On Sat, Oct 19, 2013 at 11:15:38PM +0100, Wayne Stallwood wrote:
To be honest that is quite a tough one. Most of the good places tend to be a bit device/platform centric.
Yes, I was going to reply to the OP in much the same vein, but was too lazy! :-)
I have some similar projects (in particular some work for amateur astronomers and also instrumentation on my boat).
As to how to decide what to use then I'd say it really comes down to how much of an OS your project needs, all the platforms you mention would be capable (at various degrees of overkill) of doing the two projects you mention.
On the Pi/BB you have the advantage of doing it all in userland at a very high level if you want, and using pretty much any language.
Arduino you get simplicity and the fun of doing it relatively close to the metal, but you are pretty much stuck with Arduino's Pseudo C++ like language (though if this sort of development tickles your fancy and you want to expand to other projects you can of course move (and even port your existing projects to) a grown-up AVR development environment quite easily)
I actually have a Pi and an Arduino and also something called Pokeys56E, none of them is anywhere near ideal.
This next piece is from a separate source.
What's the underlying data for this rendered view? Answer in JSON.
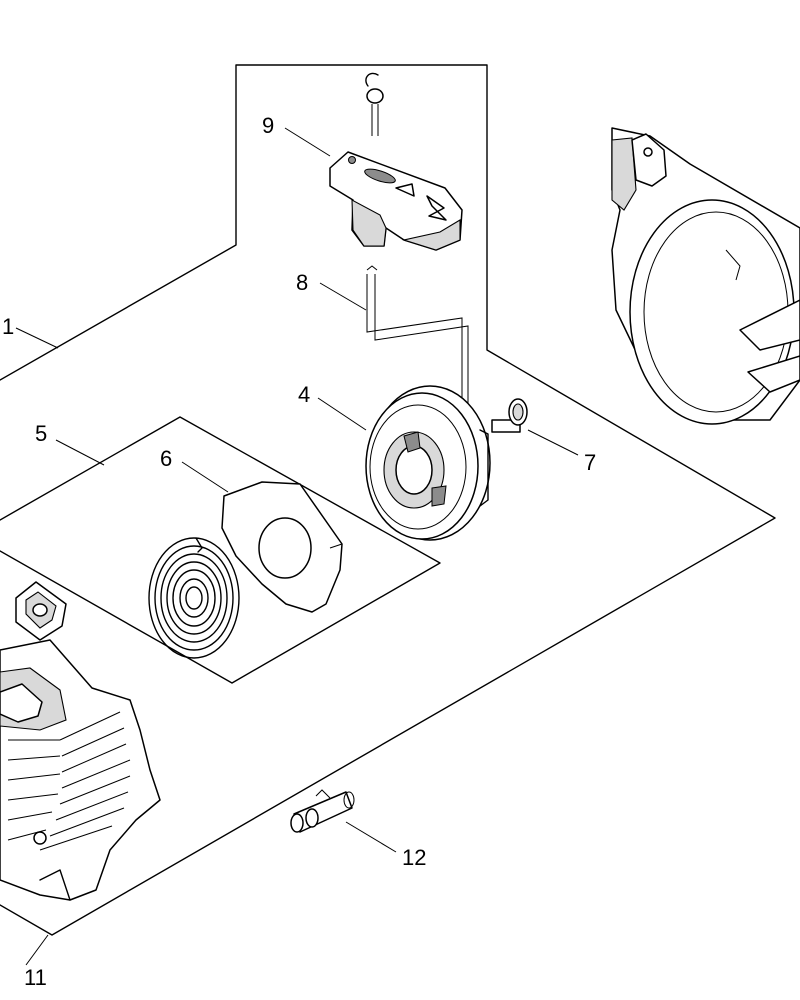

The difficulty is mostly in the nitty gritty hardware intefacing, getting voltages into the device in such a way that it's unlikely to kill it if/when spikes and noise come along.
Currently on the boat I have an ancient 7" eeePc with a 1-wire to USB interface and sensors on the 1-wire bus. 1-wire is good for various measurements but doesn't seem to have voltage sensors. In fact *nothing* seems to offer decent voltage measuring sensors, there's lots of things with "A2D inputs" but nothing that offers an 'outside world facing' capable one.
In fact for your colleagues project there is something on arduino.cc which is already 80% of the way there.
http://arduino.cc/en/Tutorial/Datalogger.
Personally I wouldn't consider a Pi in any application where I didn't need it's Gfx/hdmi capabilities but that's because outside of those I don't believe it is a very good platform :D
It has the advantage of being really cheap though, same sort of price as many Arduino variants and *much* more accessible, especially to Linux aware people.
If you want something with a bit of both there's the Beaglebone Black, runs Linux but has lots of Arduinolike I/O capability. A little more money but not by much.